Ok, we talked about when a wrinkle appears while you are making a paper pattern. How about the opposite? When the paper is too tight?
Same idea as before, we mark the area from the edge towards the center pivot point.
The line should be straight. You can make one, or you can make more than one, evenly spaced around the area.
The paper should pull open and relieve the tension.
Add some paper to fill the gap. Mark the extra flap of paper on both sides. Trace both straight lines from the upper paper pattern down below on the added extra flap of paper.

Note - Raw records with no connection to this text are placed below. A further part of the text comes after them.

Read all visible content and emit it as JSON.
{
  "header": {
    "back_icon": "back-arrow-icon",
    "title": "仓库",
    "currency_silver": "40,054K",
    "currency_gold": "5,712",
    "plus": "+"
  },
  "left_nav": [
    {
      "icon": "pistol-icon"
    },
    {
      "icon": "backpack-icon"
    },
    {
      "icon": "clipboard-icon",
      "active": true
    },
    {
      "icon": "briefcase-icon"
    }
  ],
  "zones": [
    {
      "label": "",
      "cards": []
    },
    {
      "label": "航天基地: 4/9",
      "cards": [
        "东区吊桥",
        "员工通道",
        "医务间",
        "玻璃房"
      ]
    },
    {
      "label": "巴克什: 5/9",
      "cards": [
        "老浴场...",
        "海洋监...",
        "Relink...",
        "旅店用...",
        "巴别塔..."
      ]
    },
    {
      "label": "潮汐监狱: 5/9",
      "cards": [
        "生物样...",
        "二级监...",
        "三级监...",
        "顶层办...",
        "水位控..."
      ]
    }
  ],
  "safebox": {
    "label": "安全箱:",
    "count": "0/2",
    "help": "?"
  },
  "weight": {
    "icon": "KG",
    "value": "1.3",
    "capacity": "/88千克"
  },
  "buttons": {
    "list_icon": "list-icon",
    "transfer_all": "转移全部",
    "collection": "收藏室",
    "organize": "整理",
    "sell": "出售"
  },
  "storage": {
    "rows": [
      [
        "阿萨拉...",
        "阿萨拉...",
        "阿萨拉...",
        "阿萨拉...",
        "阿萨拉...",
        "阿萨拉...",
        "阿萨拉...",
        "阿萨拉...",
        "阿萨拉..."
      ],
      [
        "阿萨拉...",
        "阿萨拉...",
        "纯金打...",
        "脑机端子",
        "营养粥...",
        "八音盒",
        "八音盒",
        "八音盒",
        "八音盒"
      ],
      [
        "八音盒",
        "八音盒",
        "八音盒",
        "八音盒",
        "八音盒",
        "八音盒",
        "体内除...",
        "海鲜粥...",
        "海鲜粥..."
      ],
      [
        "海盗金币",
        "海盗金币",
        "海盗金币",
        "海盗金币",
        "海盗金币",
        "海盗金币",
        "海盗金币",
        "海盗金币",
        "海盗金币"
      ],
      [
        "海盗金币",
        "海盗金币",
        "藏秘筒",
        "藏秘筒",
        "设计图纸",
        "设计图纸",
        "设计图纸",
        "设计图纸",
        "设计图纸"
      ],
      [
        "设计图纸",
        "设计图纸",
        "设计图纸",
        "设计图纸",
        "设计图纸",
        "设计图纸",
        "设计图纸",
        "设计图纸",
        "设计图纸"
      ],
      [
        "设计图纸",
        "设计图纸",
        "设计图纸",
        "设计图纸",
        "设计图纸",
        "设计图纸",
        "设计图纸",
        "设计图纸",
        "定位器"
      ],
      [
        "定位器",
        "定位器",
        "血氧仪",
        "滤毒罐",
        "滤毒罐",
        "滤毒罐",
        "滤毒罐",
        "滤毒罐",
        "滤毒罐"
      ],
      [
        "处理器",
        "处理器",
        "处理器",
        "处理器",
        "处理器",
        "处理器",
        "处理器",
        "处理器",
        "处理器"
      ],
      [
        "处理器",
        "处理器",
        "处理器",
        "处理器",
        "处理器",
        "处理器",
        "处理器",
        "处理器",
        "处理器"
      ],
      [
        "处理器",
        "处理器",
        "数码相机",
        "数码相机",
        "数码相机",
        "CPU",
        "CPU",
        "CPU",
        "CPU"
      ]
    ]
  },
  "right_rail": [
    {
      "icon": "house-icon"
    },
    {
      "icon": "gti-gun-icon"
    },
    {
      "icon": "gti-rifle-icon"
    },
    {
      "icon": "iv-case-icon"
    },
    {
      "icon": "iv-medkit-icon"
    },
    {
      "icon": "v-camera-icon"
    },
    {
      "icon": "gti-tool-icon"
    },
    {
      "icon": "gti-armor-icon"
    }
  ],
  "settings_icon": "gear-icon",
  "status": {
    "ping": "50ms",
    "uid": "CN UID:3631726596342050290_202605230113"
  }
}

When you remove all the pins, lay the paper out flat and trace it onto your leather or cloth. Cut out the extra pie wedge of extra leather or fabric. Sew it in when you create your garment. The extra pie wedge can relieve the tension. The pie wedge can be as small or as large as you need. I have made stuff with a wedge that was 21 inches long. On medieval clothes a large wedge is sometimes called a gore. On the below photo you can see what it looks like in real life. I added this wedge on my armor to make it fit better around my lower back. The stuff on the right side of the red line is waste. I will cut that part away.
In this case, I marked the leather, glued it, then riveted it together. In fabric, you would have sewn the seams obviously.
So, between cutting out darts to pull the fabric tighter or adding a wedge to relieve tension will make your clothes and costumes fit way more nicer.
The pie wedge sometimes can be a square shaped or rectangle. In the armpit areas of armor or chain mail or medieval tunics this is used a lot to relieve pulling. This is called a gusset when used like that.
You may not be thinking about sewing or costume design right now. But re read this blog post and the last one again. One day this bit of info will save your project.
It also gives you power to create free-form patterns. With this bit of knowledge you could even design armor for your cat, or a cover for your sofa.
Go ahead, make a mess, free form your pattern, have some fun.